FTP was older and had more widespread client support in the 90s, so you were more likely to have at least a basic client preinstalled. That's obviously moot by now since just about everything ships with a web browser and/or something like curl.

FTP has a standard way to list directories. Using HTTP that way would require you to either have a well-known index file or parse HTML looking for links which don't return text/html responses.

The downside is that FTP still has issues with firewalls – I had to troubleshoot that earlier this month, actually – and is another service to maintain if you are already running an HTTP server.

In the case of either single-file downloads or something like a Linux package manager, the URLs are well known so directory listings are irrelevant. HTTP has a number of good options for CDNs and caching, so if you care about performance or reliability that's a turn-key service.

In the cases where directory listings were more valuable, people usually wanted a richer UI than just a file listing, too, and there are tons of options for that in the web world.


FTP has a standard for way to request a directory listing but the format for that listing is not specified and impossible to parse reliably


In the old days, we had decent clients for http but they were all manual operated GUIs, and the decent clients for FTP were all CLI and/or extremely automatable. Also in the old days it was unusual to have a machine with a GUI maybe 30 years ago.

Also there was a day before dependency resolving automatic downloading GPG verifying distribution clients. I was there... Say you needed to roll back (or security upgrade) some software, you'd quite possibly go to a FTP site thats trusted, download some tar.gz or tar.z or shar archive that was trusted, make, make install, plus or minus some configuration of course. You can't do that via http in 1990 while telnet'd into a server, the http infrastructure and commands and servers hadn't been invented yet.
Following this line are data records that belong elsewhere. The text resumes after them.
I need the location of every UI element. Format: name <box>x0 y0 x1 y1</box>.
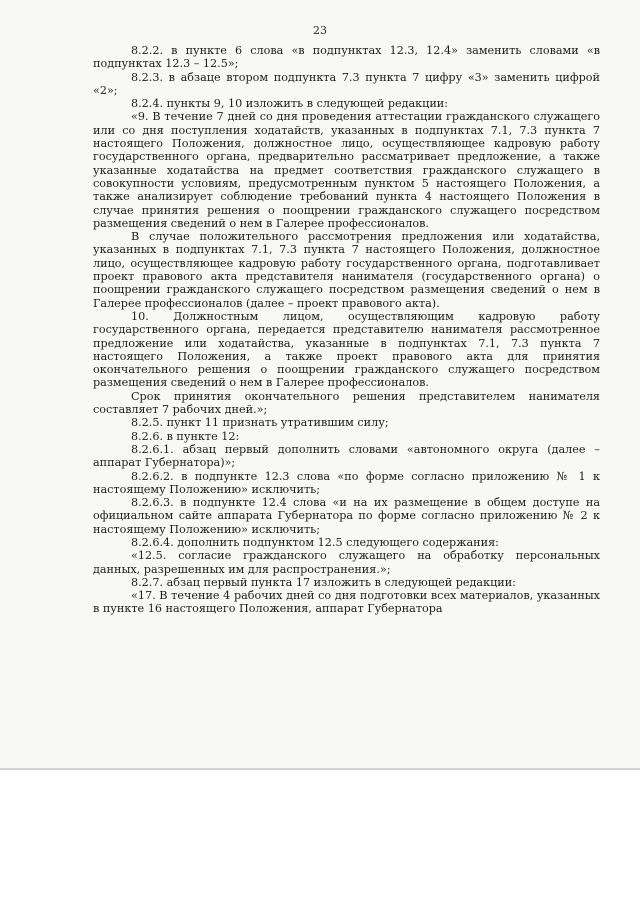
paragraph: 8.2.4. пункты 9, 10 изложить в следующей редакции: <box>131 97 449 111</box>
paragraph: 8.2.6.3. в подпункте 12.4 слова «и на их размещение в общем доступе на официальном сайте аппарата Губернатора по форме согласно приложению № 2 к настоящему Положению» исключить; <box>93 496 600 536</box>
paragraph: «12.5. согласие гражданского служащего на обработку персональных данных, разрешенных им для распространения.»; <box>93 549 600 576</box>
paragraph: 8.2.6.4. дополнить подпунктом 12.5 следующего содержания: <box>131 535 499 549</box>
paragraph: 8.2.6.1. абзац первый дополнить словами «автономного округа (далее – аппарат Губернатора)»; <box>93 442 600 470</box>
paragraph: 8.2.6.2. в подпункте 12.3 слова «по форме согласно приложению № 1 к настоящему Положению» исключить; <box>93 469 600 496</box>
paragraph: Срок принятия окончательного решения представителем нанимателя составляет 7 рабочих дней.»; <box>93 389 600 417</box>
paragraph: «17. В течение 4 рабочих дней со дня подготовки всех материалов, указанных в пункте 16 настоящего Положения, аппарат Губернатора <box>93 589 600 616</box>
paragraph: 8.2.3. в абзаце втором подпункта 7.3 пункта 7 цифру «3» заменить цифрой «2»; <box>93 70 600 97</box>
paragraph: 8.2.7. абзац первый пункта 17 изложить в следующей редакции: <box>131 575 516 589</box>
paragraph: 8.2.6. в пункте 12: <box>131 429 240 443</box>
paragraph: «9. В течение 7 дней со дня проведения аттестации гражданского служащего или со дня поступления ходатайств, указанных в подпунктах 7.1, 7.3 пункта 7 настоящего Положения, должностное лицо, осуществляющее кадровую работу государственного органа, предварительно рассматривает предложение, а также указанные ходатайства на предмет соответствия гражданского служащего в совокупности условиям, предусмотренным пунктом 5 настоящего Положения, а также анализирует соблюдение требований пункта 4 настоящего Положения в случае принятия решения о поощрении гражданского служащего посредством размещения сведений о нем в Галерее профессионалов. <box>93 110 600 230</box>
paragraph: В случае положительного рассмотрения предложения или ходатайства, указанных в подпунктах 7.1, 7.3 пункта 7 настоящего Положения, должностное лицо, осуществляющее кадровую работу государственного органа, подготавливает проект правового акта представителя нанимателя (государственного органа) о поощрении гражданского служащего посредством размещения сведений о нем в Галерее профессионалов (далее – проект правового акта). <box>93 230 600 310</box>
page-number: 23 <box>313 24 327 37</box>
paragraph: 10. Должностным лицом, осуществляющим кадровую работу государственного органа, передается представителю нанимателя рассмотренное предложение или ходатайства, указанные в подпунктах 7.1, 7.3 пункта 7 настоящего Положения, а также проект правового акта для принятия окончательного решения о поощрении гражданского служащего посредством размещения сведений о нем в Галерее профессионалов. <box>93 309 600 390</box>
paragraph: 8.2.2. в пункте 6 слова «в подпунктах 12.3, 12.4» заменить словами «в подпунктах 12.3 – 12.5»; <box>93 44 600 71</box>
paragraph: 8.2.5. пункт 11 признать утратившим силу; <box>131 416 389 430</box>
document-body <box>93 44 600 616</box>
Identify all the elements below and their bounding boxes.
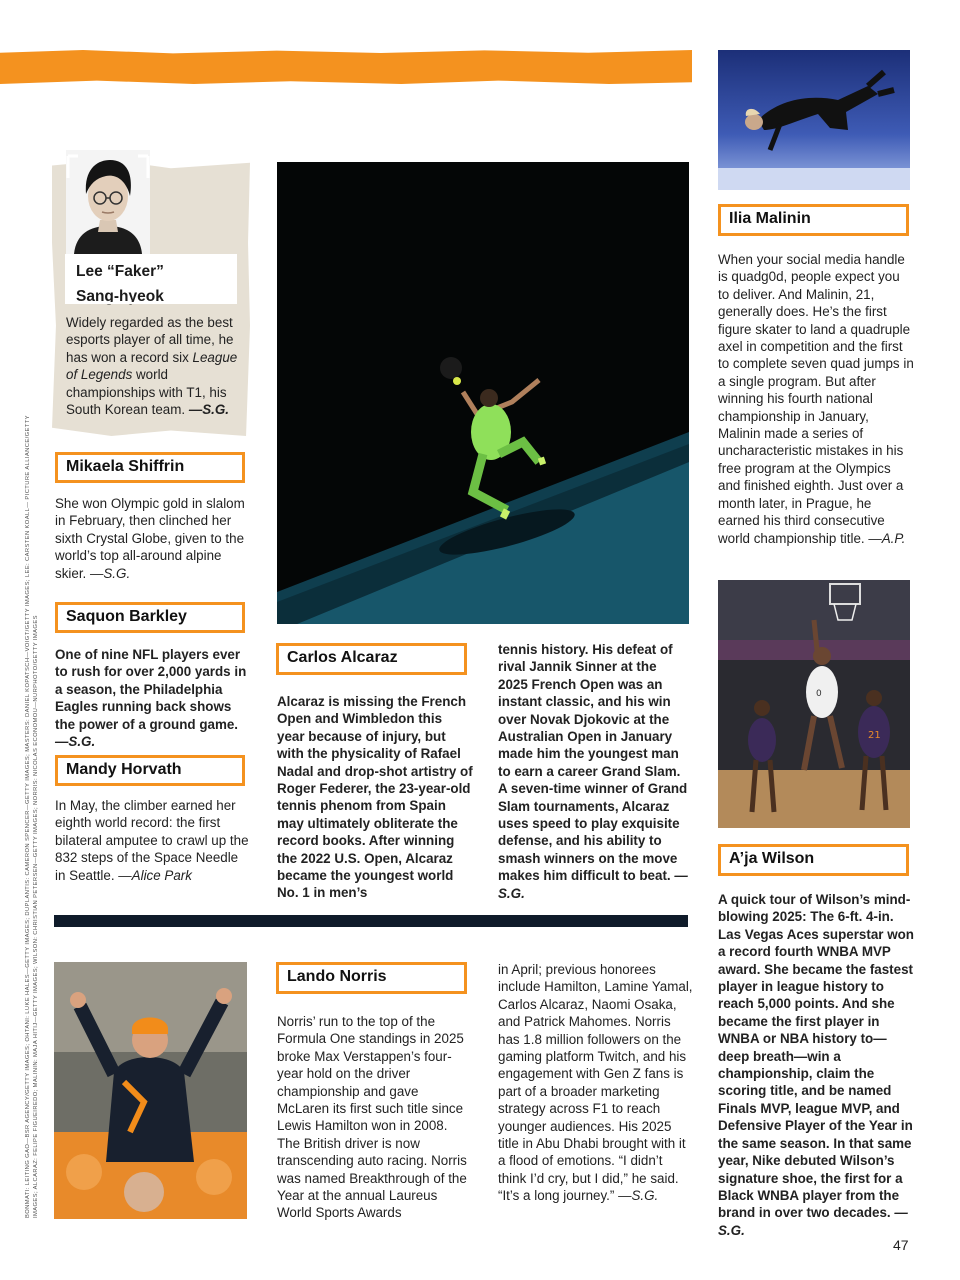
norris-name: Lando Norris [287,968,387,985]
alcaraz-name-box [276,643,467,675]
alcaraz-photo [277,162,689,624]
norris-name-box [276,962,467,994]
faker-text-italic: League of Legends [66,349,238,383]
wilson-photo [718,580,910,828]
wilson-name-box [718,844,909,876]
norris-text-col1: Norris’ run to the top of the Formula One standings in 2025 broke Max Verstappen’s four-year hold on the driver championship and gave McLaren its first such title since Lewis Hamilton won in 2008. The British driver is now transcending auto racing. Norris was named Breakthrough of the Year at the annual Laureus World Sports Awards [277,1014,467,1221]
horvath-text-body: In May, the climber earned her eighth world record: the first bilateral amputee to crawl up the 832 steps of the Space Needle in Seattle. [55,798,249,883]
wilson-text-body: A quick tour of Wilson’s mind-blowing 2025: The 6-ft. 4-in. Las Vegas Aces superstar won a record fourth WNBA MVP award. She became the fastest player in league history to reach 5,000 points. And she became the first player in WNBA or NBA history to—deep breath—win a championship, claim the scoring title, and be named Finals MVP, league MVP, and Defensive Player of the Year in the same season. In that same year, Nike debuted Wilson’s signature shoe, the first for a Black WNBA player from the brand in over two decades. [718,892,914,1221]
wilson-jersey-number: 0 [816,689,822,699]
horvath-signoff: —Alice Park [118,867,192,883]
faker-name-line2: Sang-hyeok [76,288,164,305]
alcaraz-signoff: —S.G. [498,868,688,901]
malinin-photo [718,50,910,190]
page-number: 47 [893,1237,909,1253]
shiffrin-text-body: She won Olympic gold in slalom in February, then clinched her sixth Crystal Globe, given to the world’s top all-around alpine skier. [55,496,245,581]
shiffrin-signoff: —S.G. [89,565,131,581]
barkley-text [55,646,251,750]
wilson-name: A’ja Wilson [729,850,815,867]
malinin-name: Ilia Malinin [729,210,811,227]
barkley-name-box [55,602,245,633]
horvath-text [55,797,251,884]
malinin-text-body: When your social media handle is quadg0d, people expect you to deliver. And Malinin, 21, generally does. He’s the first figure skater to land a quadruple axel in competition and the first to complete seven quad jumps in a single program. But after winning his fourth national championship in January, Malinin made a series of uncharacteristic mistakes in his free program at the Olympics and finished eighth. Just over a month later, in Prague, he earned his third consecutive world championship title. [718,252,914,546]
wilson-opponent-number: 21 [868,730,881,741]
norris-photo [54,962,247,1219]
malinin-signoff: —A.P. [868,530,906,546]
malinin-text [718,251,914,547]
barkley-signoff: —S.G. [55,734,96,750]
alcaraz-text-col2-body: tennis history. His defeat of rival Jannik Sinner at the 2025 French Open was an instant classic, and his win over Novak Djokovic at the Australian Open in January made him the youngest man to earn a career Grand Slam. A seven-time winner of Grand Slam tournaments, Alcaraz uses speed to play exquisite defense, and his ability to smash winners on the move makes him difficult to beat. [498,642,688,884]
faker-name-line1: Lee “Faker” [76,263,164,280]
malinin-name-box [718,204,909,236]
norris-text-col2 [498,961,694,1205]
alcaraz-text-col2 [498,641,690,902]
shiffrin-text [55,495,247,582]
shiffrin-name: Mikaela Shiffrin [66,458,185,475]
section-divider [54,915,688,927]
faker-text-part2: world championships with T1, his South Korean team. [66,367,227,418]
photo-credits: BONMATI: LEITING GAO—BSR AGENCY/GETTY IMAGES; OHTANI: LUKE HALES—GETTY IMAGES; DUPLANTIS: CAMERON SPENCER—GETTY IMAGES; MASTERS: DANIEL KOPATSCH—VOIGT/GETTY IMAGES; LEE: CARSTEN KOALL— PICTURE ALLIANCE/GETTY IMAGES; ALCARAZ: FELIPE FIGUEIREDO; MALININ: MAJA HITIJ—GETTY IMAGES; WILSON: CHRISTIAN PETERSEN—GETTY IMAGES; NORRIS: NICOLAS ECONOMOU—NURPHOTO/GETTY IMAGES [25,415,39,1218]
norris-signoff: —S.G. [618,1188,659,1204]
faker-photo [66,150,150,254]
horvath-name: Mandy Horvath [66,761,182,778]
shiffrin-name-box [55,452,245,483]
orange-torn-strip [0,50,692,84]
faker-name-box [67,256,235,305]
alcaraz-text-col1: Alcaraz is missing the French Open and Wimbledon this year because of injury, but with the physicality of Rafael Nadal and drop-shot artistry of Roger Federer, the 23-year-old tennis phenom from Spain may ultimately obliterate the record books. After winning the 2022 U.S. Open, Alcaraz became the youngest world No. 1 in men’s [277,694,473,901]
wilson-text [718,891,914,1239]
wilson-signoff: —S.G. [718,1205,908,1238]
barkley-text-body: One of nine NFL players ever to rush for over 2,000 yards in a season, the Philadelphia Eagles running back shows the power of a ground game. [55,647,247,732]
faker-signoff: —S.G. [188,402,230,418]
norris-text-col2-body: in April; previous honorees include Hamilton, Lamine Yamal, Carlos Alcaraz, Naomi Osaka, and Patrick Mahomes. Norris has 1.8 million followers on the gaming platform Twitch, and his engagement with Gen Z fans is part of a broader marketing strategy across F1 to reach younger audiences. His 2025 title in Abu Dhabi brought with it a flood of emotions. “I didn’t think I’d cry, but I did,” he said. “It’s a long journey.” [498,962,693,1204]
faker-text-part1: Widely regarded as the best esports player of all time, he has won a record six [66,315,234,365]
horvath-name-box [55,755,245,786]
faker-text [66,314,246,418]
alcaraz-name: Carlos Alcaraz [287,649,398,666]
barkley-name: Saquon Barkley [66,608,187,625]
Its also important to point out that at least some of us were fooling around with unix and FTP (and FTP to non-unix OS, I vaguely remember some TOPS20 server in the late 80s early 90s... simtel20?) before http ever existed. So naturally there were a lot of tools and processes and experience getting things done with FTP when HTTP arrived.

Decent FTP client CLIs were extremely advanced. Not exactly "wget someurl" and hope for the best LOL. Automatic login with differing accounts per site, text mode graphs and stats as downloads commence, tab completion, local help command functionality, multi-connection support... Mirrored and often lead the developments in modem/BBS download functionality (think like Zmodem on Telix not kermit)

Its sort of like those "how could you have thought using telnet was a good idea compared to ssh?" Well, I had 15 years of unix experience before OpenSSH was deployable, so we had a lot of telnet experience...


It's hardly sudden! The last time I encountered anyone using FTP by choice was around the turn of the millennium. Since then, it's always been supported reluctantly and under protest, because some integration partner critically important to a profit center couldn't or wouldn't support anything less terrible.


All the reasons listed in the article. It's also insecure. It's Hell with firewalls because of the way it negotiates what ports to use, instead of using a standard port for data and control.


Universal adoption significantly less protocol cruft.